Finalement, "à l'annonce des résultats, [M. Schulz] s’est contenté d’un sourire fatigué" [Deutsche Welle]. Nico Fried, journaliste pour le quotidien allemand Süddeutsche Zeitung, estime que le patron du SPD "a gagné à Bonn et a perdu en même temps" [Courrier international]. D'après Le Monde, "seule la verve d’Andrea Nahles [cheffe du groupe au Bundestag] a sauvé l’après-midi de Martin Schulz".

"Soulèvement de nains"

Les dirigeants sociaux-démocrates ont en effet dû faire face à la fronde de nombreux militants opposés à une nouvelle "GroKo" (grande coalition). En effet, après l'"échec historique" du parti aux élections législatives du 24 septembre, beaucoup au sein du SPD s'opposent à former une nouvelle coalition avec les conservateurs [RFI].

Parmi les opposants les plus virulent à la "GroKo", on retrouve notamment les jeunes du SPD, appelés Jusos.
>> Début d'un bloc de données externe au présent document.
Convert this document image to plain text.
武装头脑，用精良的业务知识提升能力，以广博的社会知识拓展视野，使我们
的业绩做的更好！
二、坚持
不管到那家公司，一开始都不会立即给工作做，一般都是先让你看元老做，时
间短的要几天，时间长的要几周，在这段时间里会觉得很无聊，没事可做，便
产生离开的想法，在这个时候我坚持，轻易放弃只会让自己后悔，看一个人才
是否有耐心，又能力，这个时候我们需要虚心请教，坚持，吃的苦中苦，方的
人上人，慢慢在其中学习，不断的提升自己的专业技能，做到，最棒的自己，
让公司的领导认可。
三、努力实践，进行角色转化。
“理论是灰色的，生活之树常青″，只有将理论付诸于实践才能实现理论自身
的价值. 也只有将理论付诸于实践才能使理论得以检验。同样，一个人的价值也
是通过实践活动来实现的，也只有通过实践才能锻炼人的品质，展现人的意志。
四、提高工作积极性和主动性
Ces derniers "estiment que leur parti a déjà accordé trop de compromis aux conservateurs lors des pourparlers préliminaires" [Deutsche Welle]. Le 21 janvier lors du congrès, nombre d'entre eux "portaient des bonnets de Noël, afin de se moquer d’Alexander Dobrindt, un ponte de la CSU qui a qualifié récemment leur opposition de 'soulèvement de nains'" [Libération].
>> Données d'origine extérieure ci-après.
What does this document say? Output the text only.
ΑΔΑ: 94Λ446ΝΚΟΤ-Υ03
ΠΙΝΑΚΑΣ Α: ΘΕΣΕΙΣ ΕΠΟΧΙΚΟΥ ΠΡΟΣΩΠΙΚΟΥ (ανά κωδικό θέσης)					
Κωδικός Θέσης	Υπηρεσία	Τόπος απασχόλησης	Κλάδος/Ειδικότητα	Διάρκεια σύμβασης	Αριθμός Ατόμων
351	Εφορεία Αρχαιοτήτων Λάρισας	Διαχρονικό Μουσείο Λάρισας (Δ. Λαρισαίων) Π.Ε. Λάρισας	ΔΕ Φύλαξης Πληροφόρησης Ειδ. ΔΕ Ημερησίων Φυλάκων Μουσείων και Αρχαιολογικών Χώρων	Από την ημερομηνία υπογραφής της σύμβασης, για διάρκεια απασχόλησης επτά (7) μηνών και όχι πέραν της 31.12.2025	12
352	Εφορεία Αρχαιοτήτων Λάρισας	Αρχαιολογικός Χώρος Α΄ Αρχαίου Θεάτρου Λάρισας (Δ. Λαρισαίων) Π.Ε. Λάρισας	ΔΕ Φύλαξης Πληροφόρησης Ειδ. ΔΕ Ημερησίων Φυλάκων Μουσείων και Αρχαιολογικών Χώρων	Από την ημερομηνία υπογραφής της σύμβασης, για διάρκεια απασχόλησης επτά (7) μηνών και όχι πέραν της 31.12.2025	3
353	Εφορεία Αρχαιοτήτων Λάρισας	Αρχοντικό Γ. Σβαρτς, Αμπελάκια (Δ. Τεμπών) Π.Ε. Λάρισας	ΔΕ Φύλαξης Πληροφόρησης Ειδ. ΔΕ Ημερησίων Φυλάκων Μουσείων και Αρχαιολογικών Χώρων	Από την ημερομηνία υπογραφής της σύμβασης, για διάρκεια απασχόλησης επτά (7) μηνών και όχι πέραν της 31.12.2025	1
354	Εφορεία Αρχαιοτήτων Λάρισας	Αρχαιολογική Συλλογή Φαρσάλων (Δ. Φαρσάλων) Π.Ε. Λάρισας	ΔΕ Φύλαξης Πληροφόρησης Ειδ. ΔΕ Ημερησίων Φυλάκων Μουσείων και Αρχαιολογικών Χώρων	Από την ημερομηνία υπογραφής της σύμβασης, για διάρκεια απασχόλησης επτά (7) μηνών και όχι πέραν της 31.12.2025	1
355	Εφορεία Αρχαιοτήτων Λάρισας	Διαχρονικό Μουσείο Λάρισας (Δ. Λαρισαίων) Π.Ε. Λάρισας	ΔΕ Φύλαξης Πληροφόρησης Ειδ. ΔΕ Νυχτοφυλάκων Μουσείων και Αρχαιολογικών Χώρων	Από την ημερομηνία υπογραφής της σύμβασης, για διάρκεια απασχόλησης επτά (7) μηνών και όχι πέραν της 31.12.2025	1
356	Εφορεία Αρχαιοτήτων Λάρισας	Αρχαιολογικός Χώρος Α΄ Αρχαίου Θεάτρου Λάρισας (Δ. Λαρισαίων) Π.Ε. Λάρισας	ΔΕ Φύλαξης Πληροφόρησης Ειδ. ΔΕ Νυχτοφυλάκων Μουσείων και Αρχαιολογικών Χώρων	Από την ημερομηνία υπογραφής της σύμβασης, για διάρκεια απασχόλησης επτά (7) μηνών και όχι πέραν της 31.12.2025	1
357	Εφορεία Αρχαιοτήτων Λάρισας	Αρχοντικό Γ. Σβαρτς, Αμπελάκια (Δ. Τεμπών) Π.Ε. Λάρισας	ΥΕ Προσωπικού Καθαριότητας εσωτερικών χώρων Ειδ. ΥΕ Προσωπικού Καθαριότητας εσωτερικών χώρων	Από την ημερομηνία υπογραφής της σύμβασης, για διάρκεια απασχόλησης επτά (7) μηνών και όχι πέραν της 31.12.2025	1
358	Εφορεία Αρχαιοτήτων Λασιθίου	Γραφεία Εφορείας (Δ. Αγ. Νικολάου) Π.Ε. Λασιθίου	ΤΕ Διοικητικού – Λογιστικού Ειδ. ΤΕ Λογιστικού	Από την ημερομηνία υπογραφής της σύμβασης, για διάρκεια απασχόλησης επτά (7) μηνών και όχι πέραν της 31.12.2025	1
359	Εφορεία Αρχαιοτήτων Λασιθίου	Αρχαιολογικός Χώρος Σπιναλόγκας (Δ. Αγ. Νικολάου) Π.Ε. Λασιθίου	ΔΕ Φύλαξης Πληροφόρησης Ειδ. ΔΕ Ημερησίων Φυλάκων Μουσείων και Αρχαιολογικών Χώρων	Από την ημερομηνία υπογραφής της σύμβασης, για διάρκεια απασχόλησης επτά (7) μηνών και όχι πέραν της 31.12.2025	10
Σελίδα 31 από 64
Dans un discours "parfaitement maîtrisé" et "salué bien au-delà des rangs de son mouvement", le chef des Jusos Kevin Künhert a plaidé pour un "non", qui "ne signifie par la fin du SPD mais le début d’une nouvelle histoire" [Le Monde].

Par ailleurs, Libération relate qu'"il y avait comme une ambiance de manif devant le centre des congrès de Bonn". En effet, "une partie non négligeable de la gauche allemande était là", dépassant "largement les frontières de la social-démocratie". Tous sont venus pour "pour mettre en avant les sujets qui leur tiennent à cœur".

Soulagement

A l'issue du scrutin, "Angela Merkel a salué (…) le résultat", selon Le Monde. Le quotidien explique qu'un "vote négatif du SPD aurait été pour elle un second échec personnel" et qu'il aurait "marqué la fin rapide de sa carrière politique, dans un contexte où de potentiels successeurs à l’intérieur de son parti ne dissimulent plus leur note dissonante".
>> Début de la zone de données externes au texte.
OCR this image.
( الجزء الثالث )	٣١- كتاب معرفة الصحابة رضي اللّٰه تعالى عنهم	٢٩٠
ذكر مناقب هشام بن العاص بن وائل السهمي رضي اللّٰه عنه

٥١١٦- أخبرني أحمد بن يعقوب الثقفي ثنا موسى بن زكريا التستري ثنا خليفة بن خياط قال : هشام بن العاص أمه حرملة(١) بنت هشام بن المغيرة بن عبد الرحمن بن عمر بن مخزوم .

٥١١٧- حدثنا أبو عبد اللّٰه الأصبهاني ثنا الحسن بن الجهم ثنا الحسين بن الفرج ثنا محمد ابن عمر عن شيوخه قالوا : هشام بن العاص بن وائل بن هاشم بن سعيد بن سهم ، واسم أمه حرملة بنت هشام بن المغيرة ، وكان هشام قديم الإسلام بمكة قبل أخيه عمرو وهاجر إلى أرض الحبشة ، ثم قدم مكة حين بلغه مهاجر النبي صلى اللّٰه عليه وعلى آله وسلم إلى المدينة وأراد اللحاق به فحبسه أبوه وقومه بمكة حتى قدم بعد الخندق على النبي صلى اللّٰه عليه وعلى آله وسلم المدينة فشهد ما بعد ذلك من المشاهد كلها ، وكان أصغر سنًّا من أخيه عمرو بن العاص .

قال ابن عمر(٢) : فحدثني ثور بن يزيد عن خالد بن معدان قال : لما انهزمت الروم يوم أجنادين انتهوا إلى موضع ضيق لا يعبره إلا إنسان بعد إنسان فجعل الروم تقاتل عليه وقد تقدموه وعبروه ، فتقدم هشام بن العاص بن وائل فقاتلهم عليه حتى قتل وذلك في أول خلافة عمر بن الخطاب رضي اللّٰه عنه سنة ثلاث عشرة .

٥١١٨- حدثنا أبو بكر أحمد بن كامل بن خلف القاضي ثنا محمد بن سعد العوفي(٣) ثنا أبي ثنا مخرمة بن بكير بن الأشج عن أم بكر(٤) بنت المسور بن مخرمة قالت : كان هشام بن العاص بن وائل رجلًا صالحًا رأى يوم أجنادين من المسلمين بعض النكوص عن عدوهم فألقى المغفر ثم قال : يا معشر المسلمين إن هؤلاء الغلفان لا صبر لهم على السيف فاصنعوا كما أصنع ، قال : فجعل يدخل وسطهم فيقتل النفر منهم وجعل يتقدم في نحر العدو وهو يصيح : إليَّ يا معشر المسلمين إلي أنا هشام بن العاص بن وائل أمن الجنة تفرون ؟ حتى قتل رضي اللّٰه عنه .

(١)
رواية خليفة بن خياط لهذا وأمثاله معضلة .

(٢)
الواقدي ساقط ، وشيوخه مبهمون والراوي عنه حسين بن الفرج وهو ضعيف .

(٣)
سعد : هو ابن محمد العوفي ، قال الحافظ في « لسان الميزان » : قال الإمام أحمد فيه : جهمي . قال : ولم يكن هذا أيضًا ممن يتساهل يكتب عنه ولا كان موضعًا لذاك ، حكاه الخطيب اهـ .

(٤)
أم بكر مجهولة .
A Bruxelles, la nouvelle du vote a également été bien accueillie. Pour le président du Parlement européen Antonio Tajani, cité par RFI, "c'est un bon signal pour la stabilité de l'Europe". D'après la radio, le "nouveau départ pour l'Europe", qui a été promis par la chancelière le 19 janvier, "ne sera effectif qu'après la formation du gouvernement à Berlin, c'est-à-dire pas avant la mi-mars". Et RFI de conclure : "jusque-là, les projets de réforme, notamment de la zone euro, devront encore attendre".